Are you hungry for some football? Well, I for one am not exactly famished, though I could do with a little snack it that's not too much trouble. And I will do so with a little bit of shame, since I feel as though I have spent the summer trying hard not to watch reports of all "the troubles" with the National Football League and its owners. Baseball is currently being played, after all. The Women's World Cup provided plenty of drama on a big grass field. Why would I care if the Hall of Fame game got cancelled? Maybe it's because I am conditioned to respond negatively to being deprived of my football.
Back in 1988, when replacement players walked the earth and season ticket holders had to be bribed to fill their seats, I expressed my ire by getting a custom jersey printed up with the number zero and the back bore the name "Scab." I wanted the NFL and its ranks of millionaires to know that I was fed up with their money-grubbing and I wasn't going to take it anymore. As it turns out, the Denver Broncos ended up going to the Super Bowl that year, and so I ended up watching every game as if it really mattered. And that jersey became something of a good luck piece that year. It only occurred to me much later that the money I spent on that souvenir, due to licensing and the like, went directly into the big vat of money I was protesting.

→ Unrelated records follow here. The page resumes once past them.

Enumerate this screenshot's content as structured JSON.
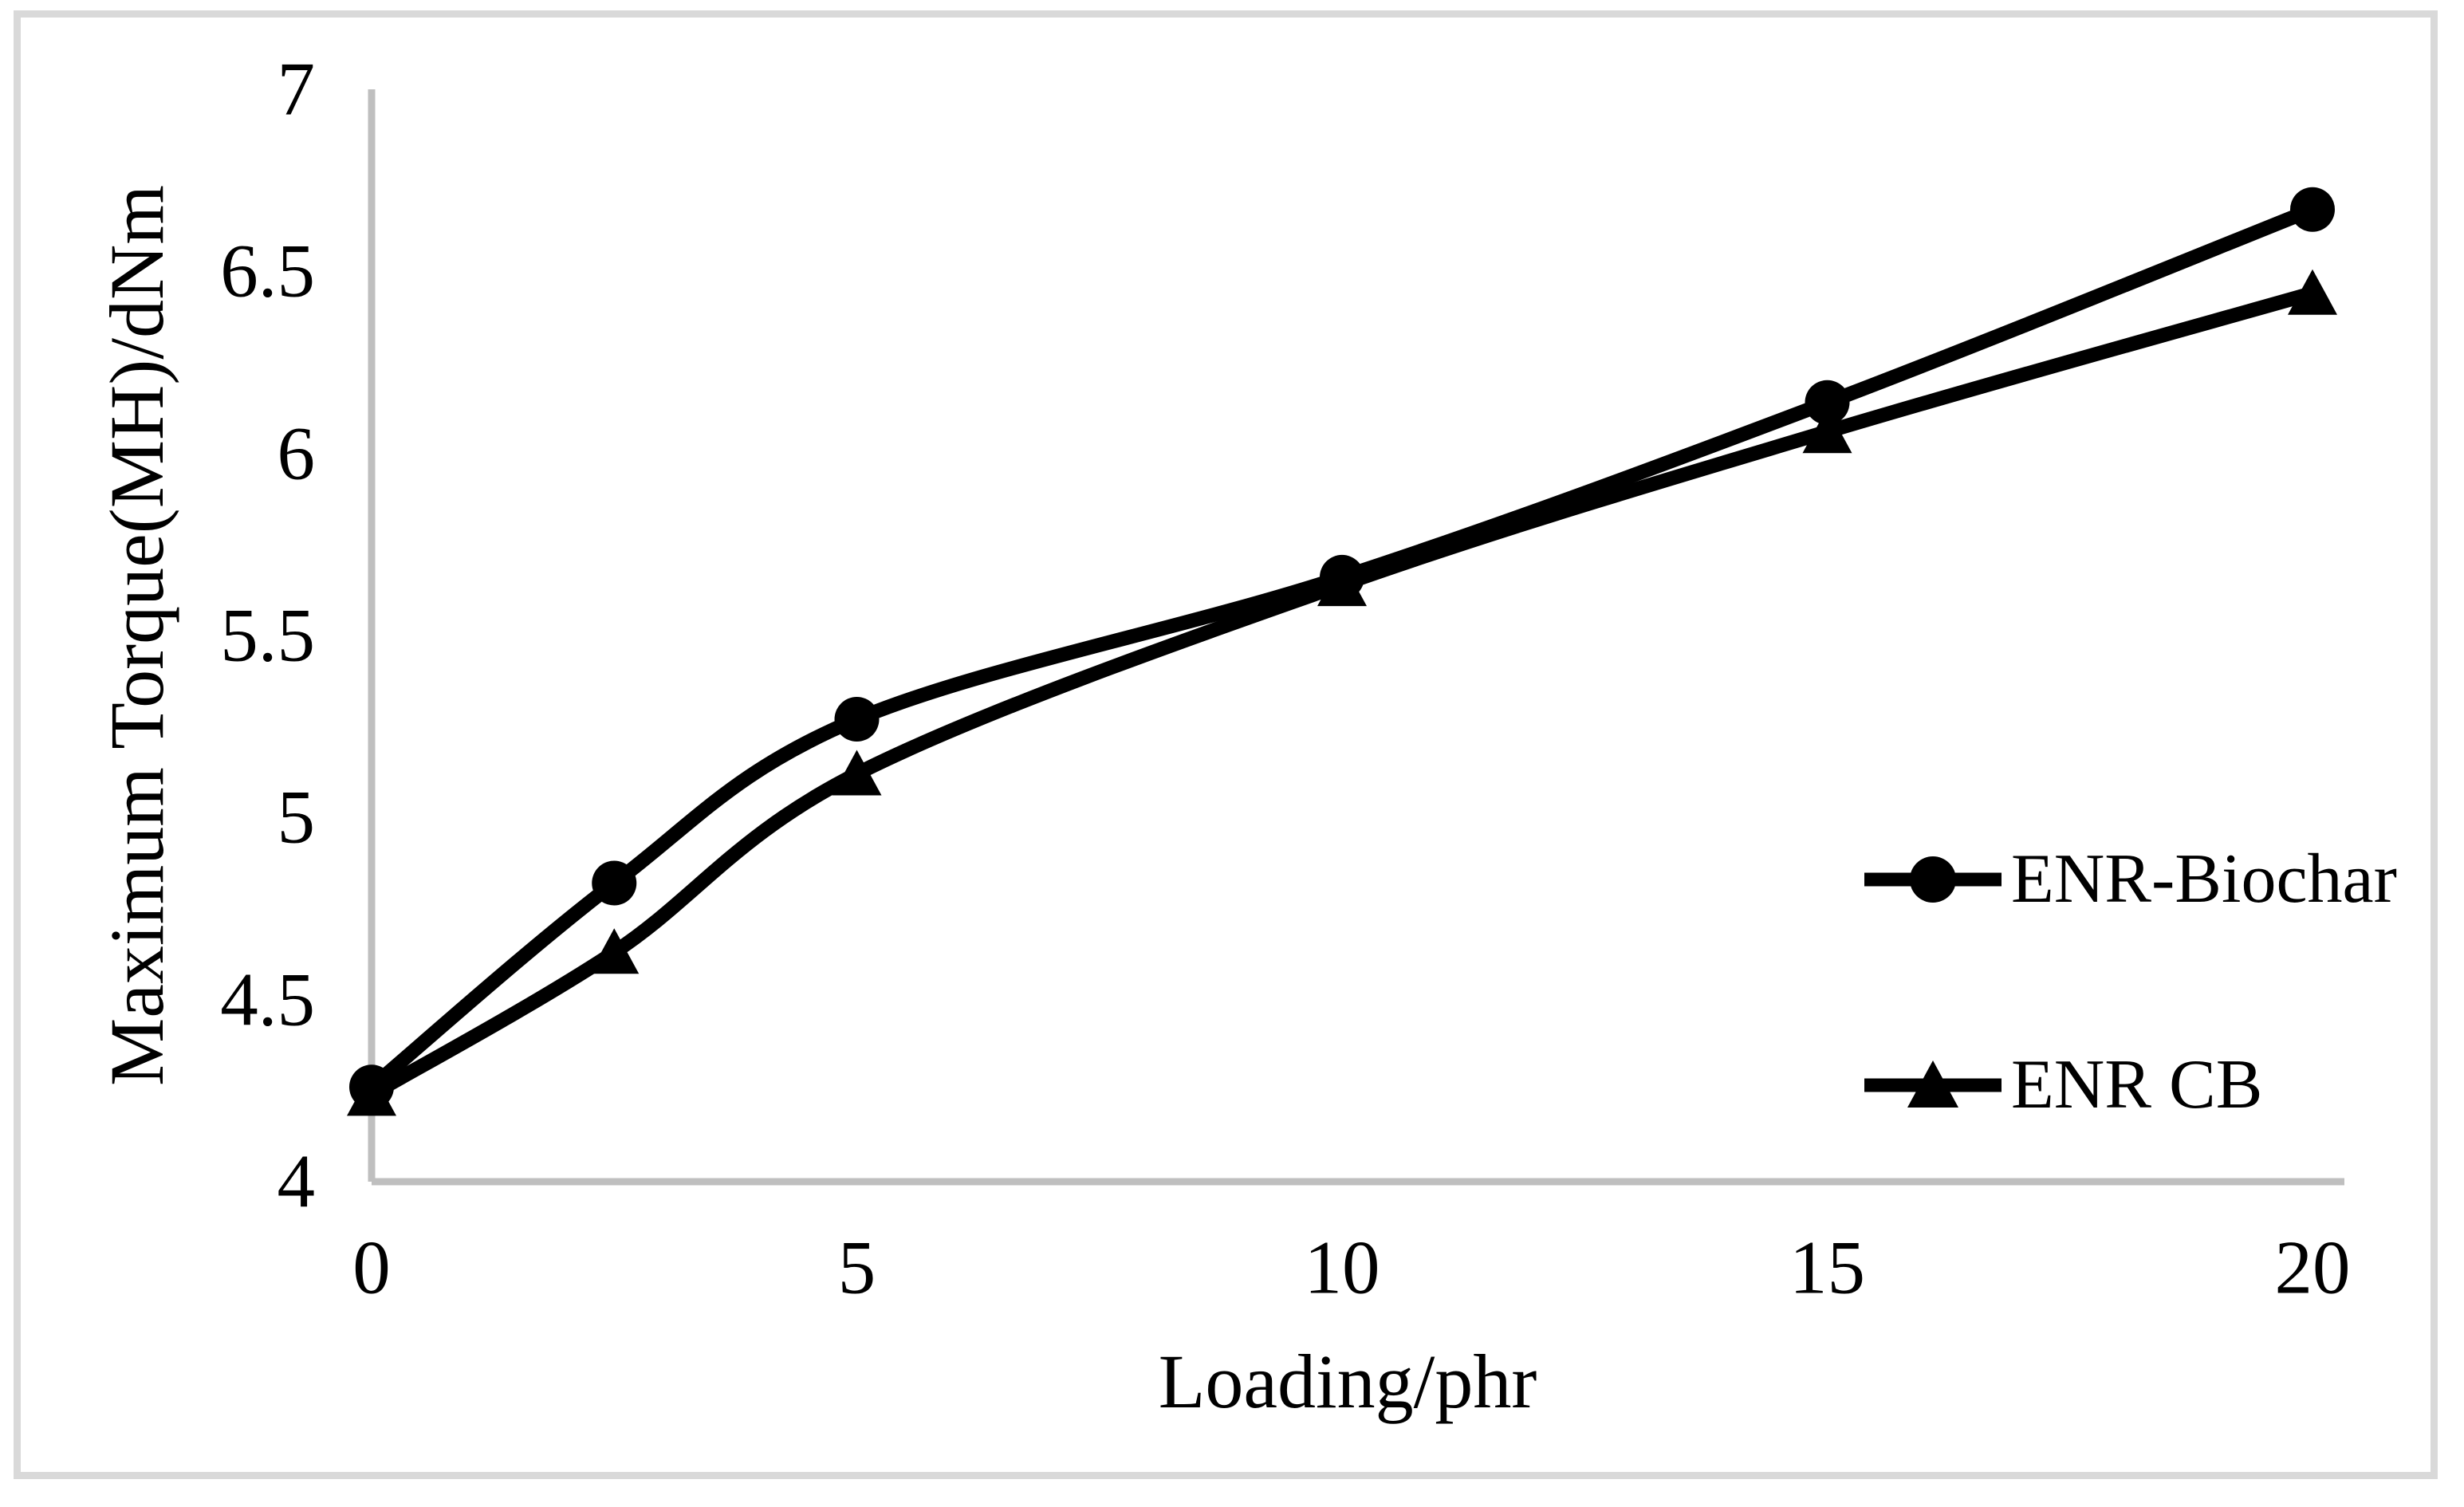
{
  "chart_data": {
    "type": "line",
    "title": "",
    "xlabel": "Loading/phr",
    "ylabel": "Maximum Torque(MH)/dNm",
    "xlim": [
      0,
      20
    ],
    "ylim": [
      4,
      7
    ],
    "grid": false,
    "legend_position": "middle-right",
    "xticks": {
      "values": [
        0,
        5,
        10,
        15,
        20
      ],
      "labels": [
        "0",
        "5",
        "10",
        "15",
        "20"
      ]
    },
    "yticks": {
      "values": [
        4,
        4.5,
        5,
        5.5,
        6,
        6.5,
        7
      ],
      "labels": [
        "4",
        "4.5",
        "5",
        "5.5",
        "6",
        "6.5",
        "7"
      ]
    },
    "x": [
      0,
      2.5,
      5,
      10,
      15,
      20
    ],
    "series": [
      {
        "name": "ENR-Biochar",
        "marker": "circle",
        "line_style": "smooth",
        "values": [
          4.26,
          4.82,
          5.27,
          5.66,
          6.14,
          6.67
        ]
      },
      {
        "name": "ENR CB",
        "marker": "triangle",
        "line_style": "smooth",
        "values": [
          4.24,
          4.63,
          5.12,
          5.64,
          6.06,
          6.44
        ]
      }
    ],
    "colors": {
      "series": "#000000",
      "axis_line": "#BFBFBF",
      "figure_border": "#D9D9D9",
      "background": "#FFFFFF",
      "text": "#000000"
    }
  }
}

So now we are told that we can get back to business as usual. Just like the debt ceiling, we know that Moody's won't actually downgrade our triple A rating, but we just don't ant there to be any more trouble. A new collective bargaining agreement should keep anything untoward like a work stoppage or lockout from happening again for some time. The games will continue to be played. Fans will file back into the stadiums. Television networks have something on which to hang their beer and truck ads. And souvenir jersey sales can resume.